If public transportation and taxis are an option, you may not want or need the cost and headaches of owning your own car. But if you must buy something to drive, go for a reliable older model instead of a brand new one that has a hefty monthly loan payment.
3. What to do with “extra” money
Once your net monthly income meets your basic monthly expenses, you have an enviable dilemma on your hands: where should the rest of those dollars go?
Begin by getting a “rainy day” fund set up. Three months’ worth of your monthly expenses is a must, six months’ is better, and twelve months’ of expenses is enough.
(Sharp-eyed graduates will note here that the less you spend, the less you need to have set aside in the rainy day fund).
One smart way to start accumulating these funds is through pre-tax payroll deductions in to a retirement plan at work, and/or an IRA or Roth IRA on your own.

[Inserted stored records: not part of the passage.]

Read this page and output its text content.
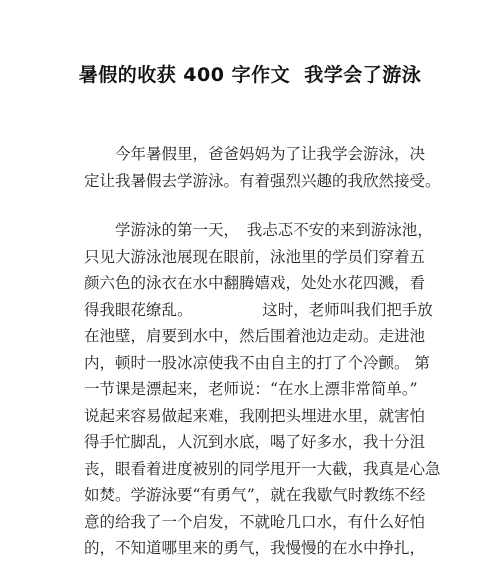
暑假的收获 400 字作文  我学会了游泳
　　今年暑假里，爸爸妈妈为了让我学会游泳，决
定让我暑假去学游泳。有着强烈兴趣的我欣然接受。
　　学游泳的第一天，　我忐忑不安的来到游泳池，
只见大游泳池展现在眼前，泳池里的学员们穿着五
颜六色的泳衣在水中翻腾嬉戏，处处水花四溅，看
得我眼花缭乱。　　　　　这时，老师叫我们把手放
在池壁，肩要到水中，然后围着池边走动。走进池
内，顿时一股冰凉使我不由自主的打了个冷颤。 第
一节课是漂起来，老师说：“在水上漂非常简单。”
说起来容易做起来难，我刚把头埋进水里，就害怕
得手忙脚乱，人沉到水底，喝了好多水，我十分沮
丧，眼看着进度被别的同学甩开一大截，我真是心急
如焚。学游泳要“有勇气”，就在我歇气时教练不经
意的给我了一个启发，不就呛几口水，有什么好怕
的，不知道哪里来的勇气，我慢慢的在水中挣扎，
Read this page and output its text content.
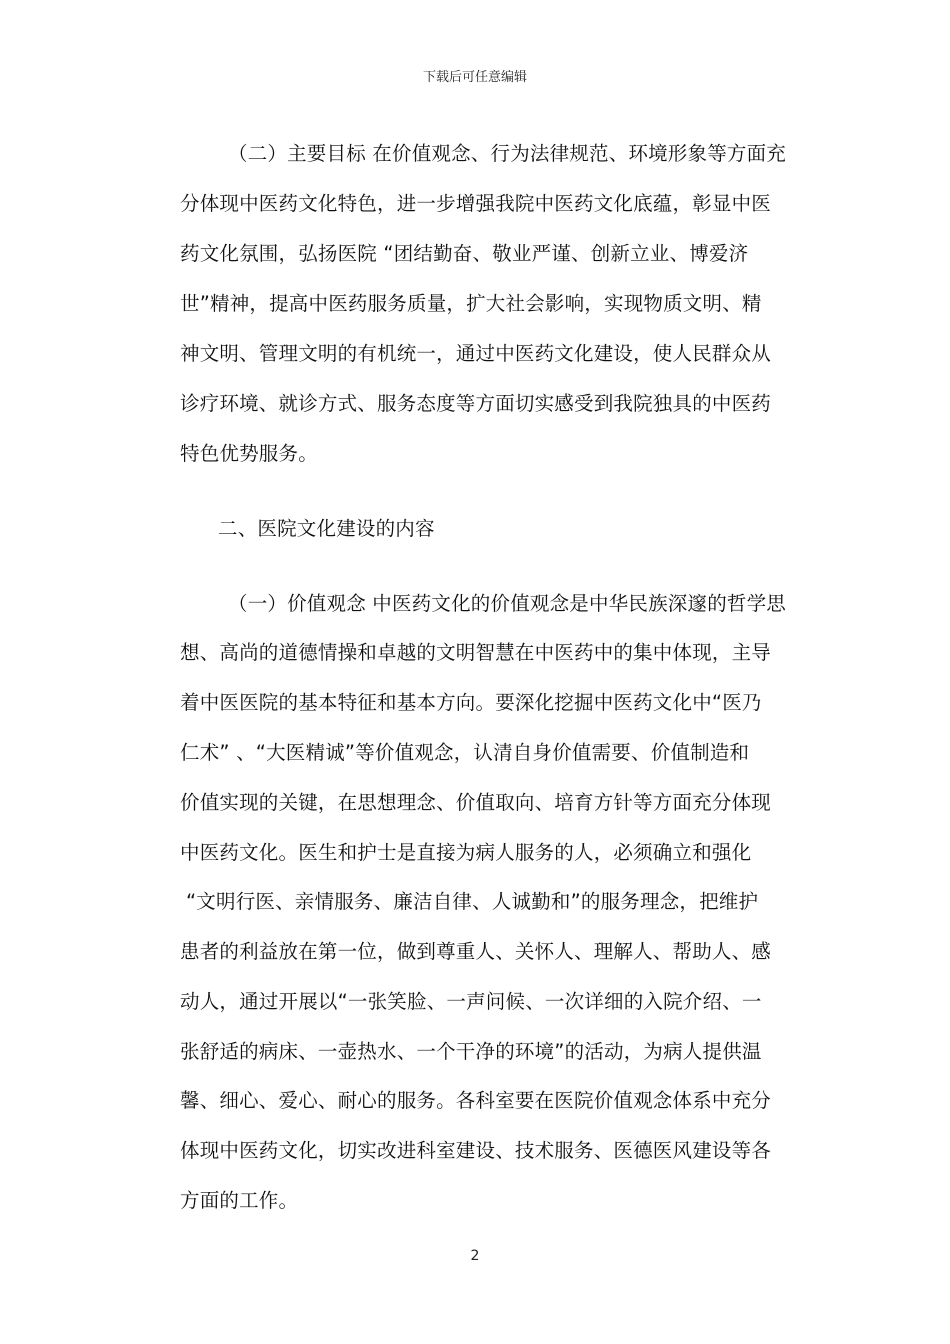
下载后可任意编辑
（二）主要目标 在价值观念、行为法律规范、环境形象等方面充
分体现中医药文化特色，进一步增强我院中医药文化底蕴，彰显中医
药文化氛围，弘扬医院 “团结勤奋、敬业严谨、创新立业、博爱济
世”精神，提高中医药服务质量，扩大社会影响，实现物质文明、精
神文明、管理文明的有机统一，通过中医药文化建设，使人民群众从
诊疗环境、就诊方式、服务态度等方面切实感受到我院独具的中医药
特色优势服务。
二、医院文化建设的内容
（一）价值观念 中医药文化的价值观念是中华民族深邃的哲学思
想、高尚的道德情操和卓越的文明智慧在中医药中的集中体现，主导
着中医医院的基本特征和基本方向。要深化挖掘中医药文化中“医乃
仁术” 、“大医精诚”等价值观念，认清自身价值需要、价值制造和
价值实现的关键，在思想理念、价值取向、培育方针等方面充分体现
中医药文化。医生和护士是直接为病人服务的人，必须确立和强化
“文明行医、亲情服务、廉洁自律、人诚勤和”的服务理念，把维护
患者的利益放在第一位，做到尊重人、关怀人、理解人、帮助人、感
动人，通过开展以“一张笑脸、一声问候、一次详细的入院介绍、一
张舒适的病床、一壶热水、一个干净的环境”的活动，为病人提供温
馨、细心、爱心、耐心的服务。各科室要在医院价值观念体系中充分
体现中医药文化，切实改进科室建设、技术服务、医德医风建设等各
方面的工作。
2
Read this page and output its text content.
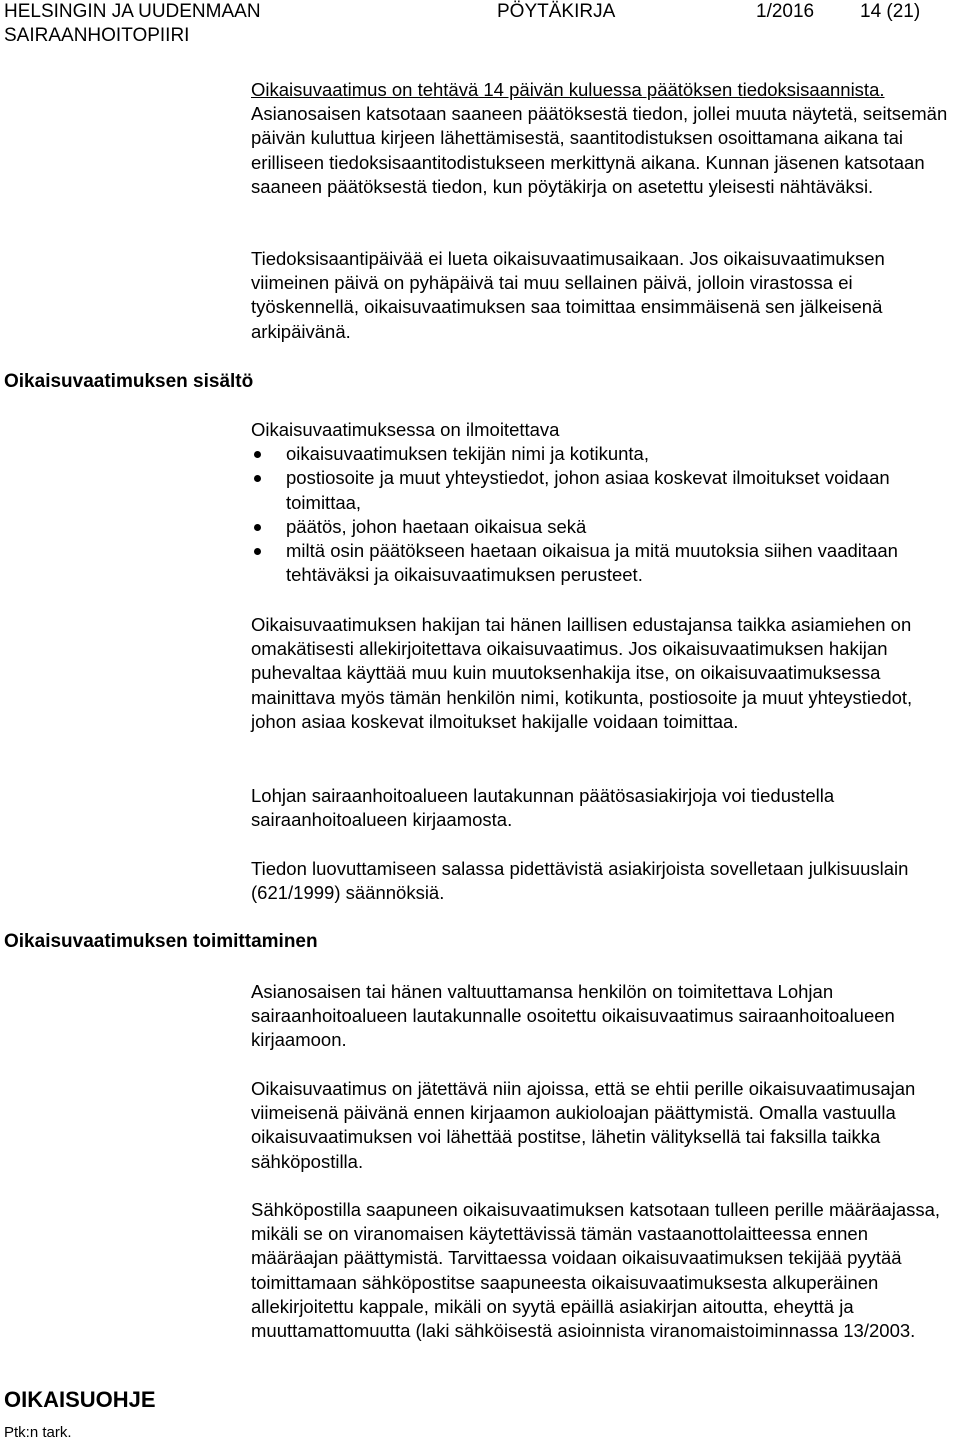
HELSINGIN JA UUDENMAAN
SAIRAANHOITOPIIRI
PÖYTÄKIRJA	1/2016 14 (21)
Oikaisuvaatimuksen sisältö
Oikaisuvaatimuksen toimittaminen
OIKAISUOHJE
Ptk:n tark.

Oikaisuvaatimus on tehtävä 14 päivän kuluessa päätöksen tiedoksisaannista. Asianosaisen katsotaan saaneen päätöksestä tiedon, jollei muuta näytetä, seitsemän päivän kuluttua kirjeen lähettämisestä, saantitodistuksen osoittamana aikana tai erilliseen tiedoksisaantitodistukseen merkittynä aikana. Kunnan jäsenen katsotaan saaneen päätöksestä tiedon, kun pöytäkirja on asetettu yleisesti nähtäväksi.

Tiedoksisaantipäivää ei lueta oikaisuvaatimusaikaan. Jos oikaisuvaatimuksen viimeinen päivä on pyhäpäivä tai muu sellainen päivä, jolloin virastossa ei työskennellä, oikaisuvaatimuksen saa toimittaa ensimmäisenä sen jälkeisenä arkipäivänä.

Oikaisuvaatimuksessa on ilmoitettava

oikaisuvaatimuksen tekijän nimi ja kotikunta,
postiosoite ja muut yhteystiedot, johon asiaa koskevat ilmoitukset voidaan toimittaa,
päätös, johon haetaan oikaisua sekä
miltä osin päätökseen haetaan oikaisua ja mitä muutoksia siihen vaaditaan tehtäväksi ja oikaisuvaatimuksen perusteet.

Oikaisuvaatimuksen hakijan tai hänen laillisen edustajansa taikka asiamiehen on omakätisesti allekirjoitettava oikaisuvaatimus. Jos oikaisuvaatimuksen hakijan puhevaltaa käyttää muu kuin muutoksenhakija itse, on oikaisuvaatimuksessa mainittava myös tämän henkilön nimi, kotikunta, postiosoite ja muut yhteystiedot, johon asiaa koskevat ilmoitukset hakijalle voidaan toimittaa.

Lohjan sairaanhoitoalueen lautakunnan päätösasiakirjoja voi tiedustella sairaanhoitoalueen kirjaamosta.

Tiedon luovuttamiseen salassa pidettävistä asiakirjoista sovelletaan julkisuuslain (621/1999) säännöksiä.

Asianosaisen tai hänen valtuuttamansa henkilön on toimitettava Lohjan sairaanhoitoalueen lautakunnalle osoitettu oikaisuvaatimus sairaanhoitoalueen kirjaamoon.

Oikaisuvaatimus on jätettävä niin ajoissa, että se ehtii perille oikaisuvaatimusajan viimeisenä päivänä ennen kirjaamon aukioloajan päättymistä. Omalla vastuulla oikaisuvaatimuksen voi lähettää postitse, lähetin välityksellä tai faksilla taikka sähköpostilla.

Sähköpostilla saapuneen oikaisuvaatimuksen katsotaan tulleen perille määräajassa, mikäli se on viranomaisen käytettävissä tämän vastaanottolaitteessa ennen määräajan päättymistä. Tarvittaessa voidaan oikaisuvaatimuksen tekijää pyytää toimittamaan sähköpostitse saapuneesta oikaisuvaatimuksesta alkuperäinen allekirjoitettu kappale, mikäli on syytä epäillä asiakirjan aitoutta, eheyttä ja muuttamattomuutta (laki sähköisestä asioinnista viranomaistoiminnassa 13/2003.
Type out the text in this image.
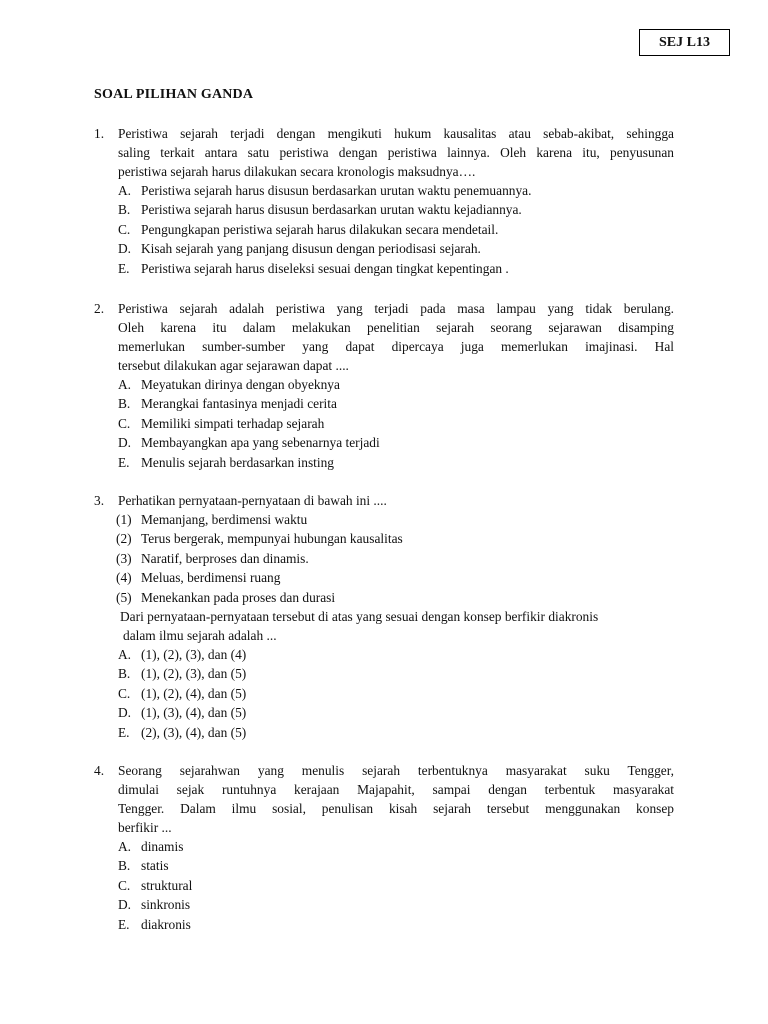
SEJ L13
SOAL PILIHAN GANDA
1. Peristiwa sejarah terjadi dengan mengikuti hukum kausalitas atau sebab-akibat, sehingga
saling terkait antara satu peristiwa dengan peristiwa lainnya. Oleh karena itu, penyusunan
peristiwa sejarah harus dilakukan secara kronologis maksudnya….
A. Peristiwa sejarah harus disusun berdasarkan urutan waktu penemuannya.
B. Peristiwa sejarah harus disusun berdasarkan urutan waktu kejadiannya.
C. Pengungkapan peristiwa sejarah harus dilakukan secara mendetail.
D. Kisah sejarah yang panjang disusun dengan periodisasi sejarah.
E. Peristiwa sejarah harus diseleksi sesuai dengan tingkat kepentingan .
2. Peristiwa sejarah adalah peristiwa yang terjadi pada masa lampau yang tidak berulang.
Oleh karena itu dalam melakukan penelitian sejarah seorang sejarawan disamping
memerlukan sumber-sumber yang dapat dipercaya juga memerlukan imajinasi. Hal
tersebut dilakukan agar sejarawan dapat ....
A. Meyatukan dirinya dengan obyeknya
B. Merangkai fantasinya menjadi cerita
C. Memiliki simpati terhadap sejarah
D. Membayangkan apa yang sebenarnya terjadi
E. Menulis sejarah berdasarkan insting
3. Perhatikan pernyataan-pernyataan di bawah ini ....
(1) Memanjang, berdimensi waktu
(2) Terus bergerak, mempunyai hubungan kausalitas
(3) Naratif, berproses dan dinamis.
(4) Meluas, berdimensi ruang
(5) Menekankan pada proses dan durasi
Dari pernyataan-pernyataan tersebut di atas yang sesuai dengan konsep berfikir diakronis
dalam ilmu sejarah adalah ...
A. (1), (2), (3), dan (4)
B. (1), (2), (3), dan (5)
C. (1), (2), (4), dan (5)
D. (1), (3), (4), dan (5)
E. (2), (3), (4), dan (5)
4. Seorang sejarahwan yang menulis sejarah terbentuknya masyarakat suku Tengger,
dimulai sejak runtuhnya kerajaan Majapahit, sampai dengan terbentuk masyarakat
Tengger. Dalam ilmu sosial, penulisan kisah sejarah tersebut menggunakan konsep
berfikir ...
A. dinamis
B. statis
C. struktural
D. sinkronis
E. diakronis
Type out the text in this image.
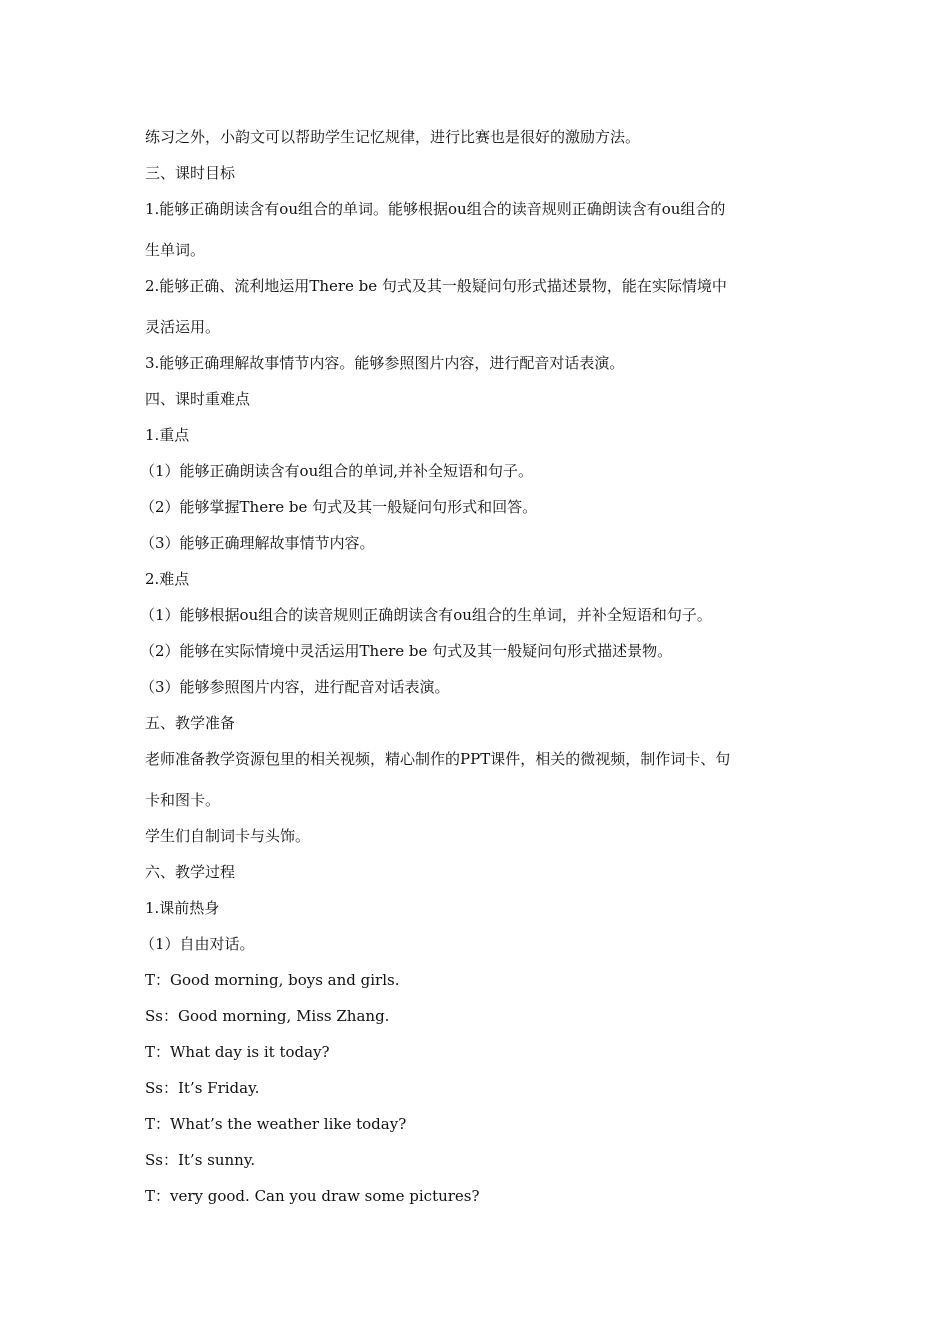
练习之外，小韵文可以帮助学生记忆规律，进行比赛也是很好的激励方法。
三、课时目标
1.能够正确朗读含有ou组合的单词。能够根据ou组合的读音规则正确朗读含有ou组合的
生单词。
2.能够正确、流利地运用There be 句式及其一般疑问句形式描述景物，能在实际情境中
灵活运用。
3.能够正确理解故事情节内容。能够参照图片内容，进行配音对话表演。
四、课时重难点
1.重点
（1）能够正确朗读含有ou组合的单词,并补全短语和句子。
（2）能够掌握There be 句式及其一般疑问句形式和回答。
（3）能够正确理解故事情节内容。
2.难点
（1）能够根据ou组合的读音规则正确朗读含有ou组合的生单词，并补全短语和句子。
（2）能够在实际情境中灵活运用There be 句式及其一般疑问句形式描述景物。
（3）能够参照图片内容，进行配音对话表演。
五、教学准备
老师准备教学资源包里的相关视频，精心制作的PPT课件，相关的微视频，制作词卡、句
卡和图卡。
学生们自制词卡与头饰。
六、教学过程
1.课前热身
（1）自由对话。
T：Good morning, boys and girls.
Ss：Good morning, Miss Zhang.
T：What day is it today?
Ss：It’s Friday.
T：What’s the weather like today?
Ss：It’s sunny.
T：very good. Can you draw some pictures?
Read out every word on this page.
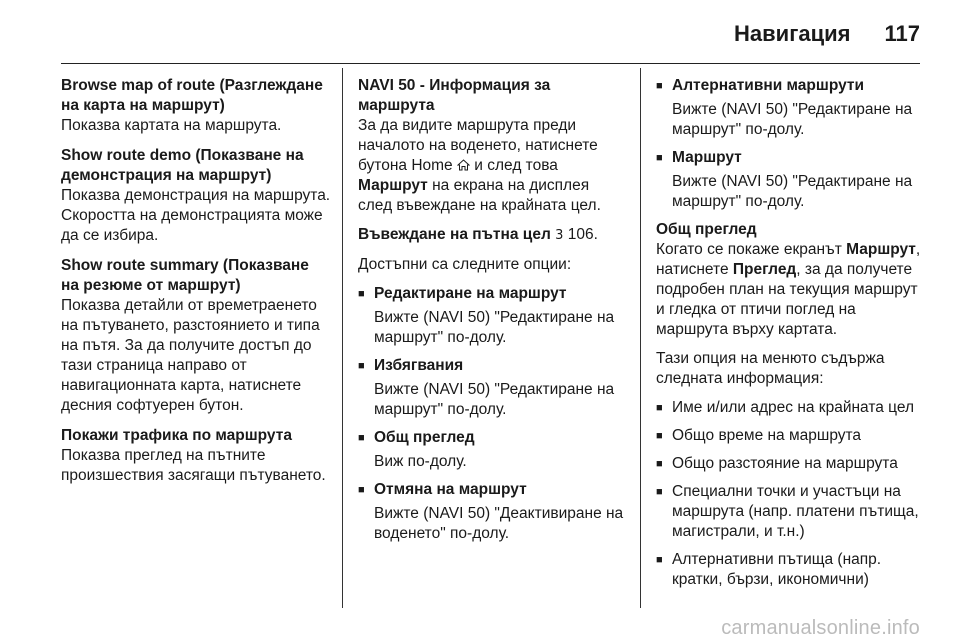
Навигация 117

Browse map of route (Разглеждане на карта на маршрут)

Показва картата на маршрута.

Show route demo (Показване на демонстрация на маршрут)

Показва демонстрация на маршрута. Скоростта на демонстрацията може да се избира.

Show route summary (Показване на резюме от маршрут)

Показва детайли от времетраенето на пътуването, разстоянието и типа на пътя. За да получите достъп до тази страница направо от навигационната карта, натиснете десния софтуерен бутон.

Покажи трафика по маршрута

Показва преглед на пътните произшествия засягащи пътуването.

NAVI 50 - Информация за маршрута

За да видите маршрута преди началото на воденето, натиснете бутона Home и след това Маршрут на екрана на дисплея след въвеждане на крайната цел.

Въвеждане на пътна цел 3 106.

Достъпни са следните опции:

■ Редактиране на маршрут
Вижте (NAVI 50) "Редактиране на маршрут" по-долу.
■ Избягвания
Вижте (NAVI 50) "Редактиране на маршрут" по-долу.
■ Общ преглед
Виж по-долу.
■ Отмяна на маршрут
Вижте (NAVI 50) "Деактивиране на воденето" по-долу.
■ Алтернативни маршрути
Вижте (NAVI 50) "Редактиране на маршрут" по-долу.
■ Маршрут
Вижте (NAVI 50) "Редактиране на маршрут" по-долу.

Общ преглед

Когато се покаже екранът Маршрут, натиснете Преглед, за да получете подробен план на текущия маршрут и гледка от птичи поглед на маршрута върху картата.

Тази опция на менюто съдържа следната информация:

■ Име и/или адрес на крайната цел
■ Общо време на маршрута
■ Общо разстояние на маршрута
■ Специални точки и участъци на маршрута (напр. платени пътища, магистрали, и т.н.)
■ Алтернативни пътища (напр. кратки, бързи, икономични)
carmanualsonline.info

Assuming an equal hypothetical annual return on your investments, saving $5,000 per year from age 22 to 32 will give you more money at age 65 than if you saved $5,000 per year from age 32 to age 65.
Also, you may be ambitious or paranoid enough to want to start paying off your student loans as quickly as possible. But you’re better off making the minimum payments required, and instead using any extra money to build your rainy day fund and save for retirement.
4. Protect your credit score
Your credit score will determine not only if you get a loan and the terms of the loan, but it also can affect your insurance costs, rental possibilities, and even your employment opportunities.
Invest a few bucks at www.myfico.com to get your current score from one of (or all three of) the main credit bureaus. You will also be able find out ways to improve it, as well as what actions can negatively affect it.
And if this column is being given to you by a parent, grandparent, or other loving friend or family member, perhaps they could pay the cost of getting your credit score as an appropriate graduation gift.